The number type in TypeScript (and JavaScript) doesn't have an id property. To use a property on a union type without protective type checking (to bust the union type), the properties must have the same name and type. For example if the user property were defined like this:

user: IOtherThing|ISimpleUser;

and IOtherThing had an id property, then it would work.

I am guessing, but you probably will have to do something like this:

var getId = (id: number | IMember) => {
        if (typeof id === "number") {
            return id;
        } else {
            return id.id;
        }
    };
return angular.forEach<resources.IMember>(this.project.members,
    (member: resources.IMember) => {
        return getId(member.user.id) === getId(user);
    }).length > 0;

Typescript doesn't know how to deal with member.user in your foreach, you need to put the logic in a typeof if statement:

return angular.forEach<resources.IMember>(this.project.members, (member: resources.IMember) => {
    var memberUser = member.user;

    if(typeof memberUser === 'number'){
        return memberUser === user.id;
    } else if (typeof member.user === 'object') {
        return memberUser.id === user.id;
    }
}).length > 0;

By using the typeof TypeScript can infer which type you want to use at which point.
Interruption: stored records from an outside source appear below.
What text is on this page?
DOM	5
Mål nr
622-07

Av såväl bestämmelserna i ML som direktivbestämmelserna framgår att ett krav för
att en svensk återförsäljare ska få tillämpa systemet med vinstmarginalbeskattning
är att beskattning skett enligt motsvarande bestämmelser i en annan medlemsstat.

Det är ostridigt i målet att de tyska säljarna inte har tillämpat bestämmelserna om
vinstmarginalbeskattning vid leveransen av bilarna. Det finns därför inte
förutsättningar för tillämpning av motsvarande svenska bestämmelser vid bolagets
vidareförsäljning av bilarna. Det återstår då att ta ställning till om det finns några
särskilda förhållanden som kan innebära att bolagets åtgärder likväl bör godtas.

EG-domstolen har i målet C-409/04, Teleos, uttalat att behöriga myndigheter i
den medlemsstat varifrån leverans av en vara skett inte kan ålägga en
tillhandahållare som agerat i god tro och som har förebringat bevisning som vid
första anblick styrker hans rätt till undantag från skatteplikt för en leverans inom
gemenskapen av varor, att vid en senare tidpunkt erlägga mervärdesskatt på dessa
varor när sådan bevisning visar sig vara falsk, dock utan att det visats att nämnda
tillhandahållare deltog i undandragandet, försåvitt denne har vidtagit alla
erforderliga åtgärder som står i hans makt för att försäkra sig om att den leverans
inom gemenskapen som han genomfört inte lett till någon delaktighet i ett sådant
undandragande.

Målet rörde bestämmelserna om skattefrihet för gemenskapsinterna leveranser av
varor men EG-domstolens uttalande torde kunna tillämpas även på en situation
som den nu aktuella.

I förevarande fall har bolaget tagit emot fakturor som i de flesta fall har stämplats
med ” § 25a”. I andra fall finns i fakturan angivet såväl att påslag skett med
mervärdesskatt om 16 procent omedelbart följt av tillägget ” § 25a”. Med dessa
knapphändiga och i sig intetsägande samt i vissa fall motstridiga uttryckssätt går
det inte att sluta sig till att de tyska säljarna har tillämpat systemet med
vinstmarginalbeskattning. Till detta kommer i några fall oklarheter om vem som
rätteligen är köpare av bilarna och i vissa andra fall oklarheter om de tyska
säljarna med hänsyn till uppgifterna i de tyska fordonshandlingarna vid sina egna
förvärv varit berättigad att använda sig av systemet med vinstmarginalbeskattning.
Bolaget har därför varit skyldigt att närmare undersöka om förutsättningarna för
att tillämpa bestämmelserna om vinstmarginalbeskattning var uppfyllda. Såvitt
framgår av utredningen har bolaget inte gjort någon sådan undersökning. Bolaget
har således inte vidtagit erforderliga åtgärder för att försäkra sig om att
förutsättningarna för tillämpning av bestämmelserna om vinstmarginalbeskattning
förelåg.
Alternatively if you know your list only contains ISimpleUser, then you could cast the member.user i.e var memberUser = <ISimpleUser> member.user;

You will need to do some type checking and casting to handle this scenario:

(member: resources.IMember) => {
  return member.user.id == user.id;
  if (typeof (member.user) === 'number') {
    return member.user == user.id;
  } else {
    return (<ISimpleUser>member.user).id == user.id;
  }
}).length > 0;

Just because you know the possible types at code/design time does not mean that the compiles code knows types at run time. So you can check the type of member.user to see if it is a number then conditionally do your comparison.